Resûlullah rükûda O’nu bekledi
Bir gün sabah namazı vaktinde,
Hazret-i Ali mescide giderken yolda bir ihtiyara rast geldi. İhtiyarın
ak sakalına hürmet edip, önüne geçmeyip, aheste aheste ardınca yürüdü.
Mescid kapısına vardıklarında ihtiyar içeri girmeyip, yoluna devam
etti. Daha sonra Hazret-i Ali o ihtiyarın Hıristiyan olduğunu anladı.
Mescide girdiğinde Resûlullah Hazretleri’ni rükuda gördü. Güneşin doğma
zamanı yaklaşmıştı ve hemen cemaate uyup namazını kıldı.
Namazdan sonra, Sahâbe-i Kirâm,
Resûlullah Hazretleri’nden sordular ki:
“Yâ Resûlallah! Birinci rükuda
âdet-i şerîfinizden daha uzun durdunuz. O kadar ki, güneşin doğması
yaklaştı. Lütfedip, sebebini beyan ediniz.”
O Server-i Enbiyâ Hazretleri bu
söz üzerine,
“Adet miktarı rüku tesbihini edâ ettikten sonra, Semi’allahülimen hamideh deyip, kıyâma kalkmak istediğimde, Cebrâîl Aleyhisselâm sidret-ül müntehâdan süratle gelip, kanadı ile arkamı basıp, başı ile başımı tutup, kalkmama engel oldu. Bundan başka, hikmetinin ne olduğunu ben de bilmiyorum” buyurdular.

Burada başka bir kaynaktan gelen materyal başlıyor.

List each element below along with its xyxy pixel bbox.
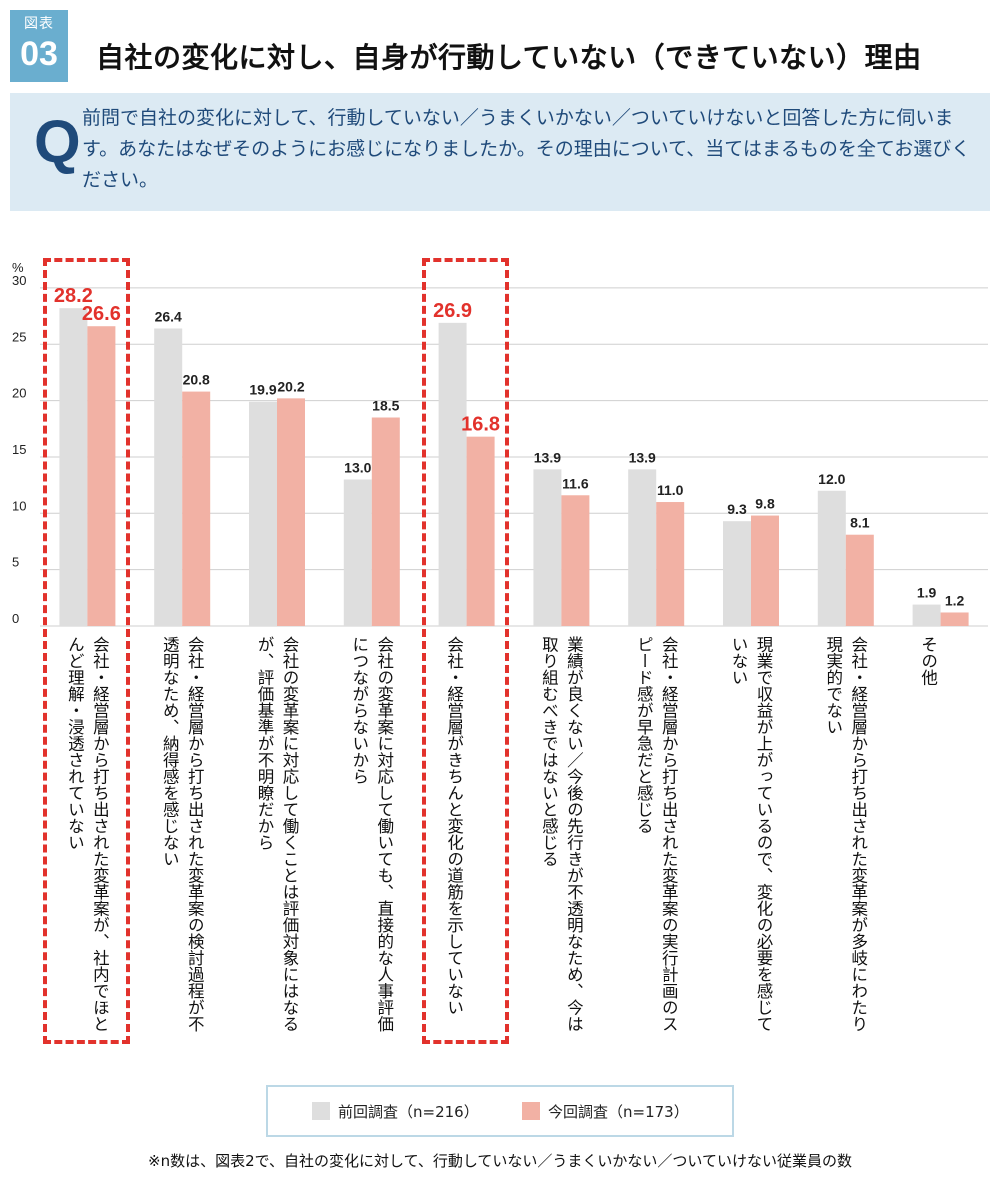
highlight-frame-anchor — [44, 258, 133, 259]
value-label-previous: 12.0 — [818, 471, 845, 487]
y-tick-label: 30 — [12, 273, 26, 288]
question-mark: Q — [34, 108, 81, 175]
value-label-previous: 19.9 — [249, 382, 276, 398]
y-tick-label: 0 — [12, 611, 19, 626]
bar-current — [87, 326, 116, 626]
bar-previous — [723, 521, 751, 626]
y-tick-label: 5 — [12, 555, 19, 570]
category-label: 会社・経営層から打ち出された変革案が多岐にわたり現実的でない — [823, 636, 868, 1032]
figure-number: 03 — [20, 35, 58, 73]
bar-current — [561, 495, 590, 626]
legend-label-previous: 前回調査（n=216） — [338, 1103, 479, 1121]
bar-previous — [154, 328, 183, 626]
category-label: 会社・経営層から打ち出された変革案の検討過程が不透明なため、納得感を感じない — [160, 636, 205, 1032]
value-label-previous: 1.9 — [917, 585, 937, 601]
legend-swatch-current — [522, 1102, 540, 1120]
category-label: その他 — [918, 636, 938, 686]
legend-swatch-previous — [312, 1102, 330, 1120]
value-label-previous: 13.9 — [629, 449, 656, 465]
bar-current — [845, 534, 874, 626]
bar-current — [277, 398, 305, 626]
value-label-current: 8.1 — [850, 515, 870, 531]
footnote: ※n数は、図表2で、自社の変化に対して、行動していない／うまくいかない／ついてい… — [148, 1152, 852, 1170]
question-text: 前問で自社の変化に対して、行動していない／うまくいかない／ついていけないと回答し… — [82, 107, 971, 191]
value-label-previous: 9.3 — [727, 501, 747, 517]
value-label-current: 11.6 — [562, 475, 589, 491]
category-label: 会社の変革案に対応して働いても、直接的な人事評価につながらないから — [349, 636, 394, 1032]
value-label-current: 20.2 — [277, 378, 304, 394]
bar-previous — [343, 479, 372, 626]
bar-current — [182, 391, 211, 626]
y-tick-label: 10 — [12, 498, 26, 513]
bar-previous — [59, 308, 88, 626]
category-label: 現業で収益が上がっているので、変化の必要を感じていない — [729, 636, 773, 1032]
figure-badge: 図表 03 — [10, 10, 68, 82]
bar-previous — [912, 604, 941, 626]
bar-current — [466, 436, 495, 626]
bar-previous — [817, 490, 846, 626]
question-box: Q 前問で自社の変化に対して、行動していない／うまくいかない／ついていけないと回… — [10, 93, 990, 211]
value-label-current: 26.6 — [82, 303, 121, 325]
value-label-current: 20.8 — [183, 372, 210, 388]
value-label-previous: 13.0 — [344, 459, 371, 475]
y-axis-unit: % — [12, 260, 24, 275]
bar-current — [940, 612, 969, 626]
category-label: 業績が良くない／今後の先行きが不透明なため、今は取り組むべきではないと感じる — [539, 636, 584, 1032]
category-label: 会社の変革案に対応して働くことは評価対象にはなるが、評価基準が不明瞭だから — [255, 636, 299, 1032]
value-label-previous: 26.4 — [155, 308, 182, 324]
category-label: 会社・経営層がきちんと変化の道筋を示していない — [444, 636, 464, 1016]
bar-previous — [249, 401, 277, 626]
value-label-current: 9.8 — [755, 496, 775, 512]
value-label-previous: 28.2 — [54, 285, 93, 307]
legend-item-current: 今回調査（n=173） — [522, 1101, 689, 1122]
value-label-current: 16.8 — [461, 414, 500, 436]
value-label-previous: 13.9 — [534, 449, 561, 465]
y-tick-label: 15 — [12, 442, 26, 457]
value-label-current: 1.2 — [945, 592, 965, 608]
bar-previous — [628, 469, 657, 626]
value-label-previous: 26.9 — [433, 300, 472, 322]
category-label: 会社・経営層から打ち出された変革案が、社内でほとんど理解・浸透されていない — [65, 636, 110, 1032]
bar-current — [751, 515, 779, 626]
category-label: 会社・経営層から打ち出された変革案の実行計画のスピード感が早急だと感じる — [634, 636, 679, 1032]
y-tick-label: 25 — [12, 329, 26, 344]
y-tick-label: 20 — [12, 386, 26, 401]
bar-previous — [438, 322, 467, 626]
chart-title: 自社の変化に対し、自身が行動していない（できていない）理由 — [96, 41, 922, 74]
legend: 前回調査（n=216） 今回調査（n=173） — [266, 1085, 734, 1137]
bar-chart: 0 5 10 15 20 25 30% 28.226.6 26.4 20.8 19.9 20.2 13.… — [12, 258, 988, 627]
value-label-current: 18.5 — [372, 398, 399, 414]
bar-current — [656, 502, 685, 626]
figure-label: 図表 — [24, 16, 54, 32]
legend-label-current: 今回調査（n=173） — [548, 1103, 689, 1121]
value-label-current: 11.0 — [657, 482, 684, 498]
bar-current — [371, 417, 400, 626]
highlight-frame-anchor — [423, 258, 512, 259]
bar-previous — [533, 469, 562, 626]
legend-item-previous: 前回調査（n=216） — [312, 1101, 479, 1122]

O an Allahü teâlâ, Hazret-i
Cebrail’e emreyledi ki,
“Var Habîbime, sebebini bildir.
Eshâbına bu sırrı açıklasın”
O saat Hazret-i Cebrâil,
Habîbullah’ın huzuruna gelip, haber verdi ki,
“Yâ Resûlallah! Mübârek başınızı rükudan kaldırmak istediğiniz zaman, Allahü teâlâ bana emretti ki, var Habîbimin arkasını tut; rükudan kalkmasın ki, benim kulum Ali, yolda, bir ak sakallı ihtiyarın, sakalına hürmet edip, aheste yürümekle, cemaat sevabından mahrum kalıyor. Kalmasın, Habîbime erişsin. İftitâh tekbîrinin sevabına nâil olsun. Ben de geldim, Sultanımı rükuda tuttum ve Ali geldi.
Hak Sübhânehü ve teâlâ
hazretleri beni sizi rükuda tutmağa gönderdiği zaman kardeşim İsrâfîl’i
de güneşi tutmağa gönderdi ki, çabuk doğmasın ve Hazret-i Ali size
erişinceye kadar eğlesin. İşte hikmeti buydu.”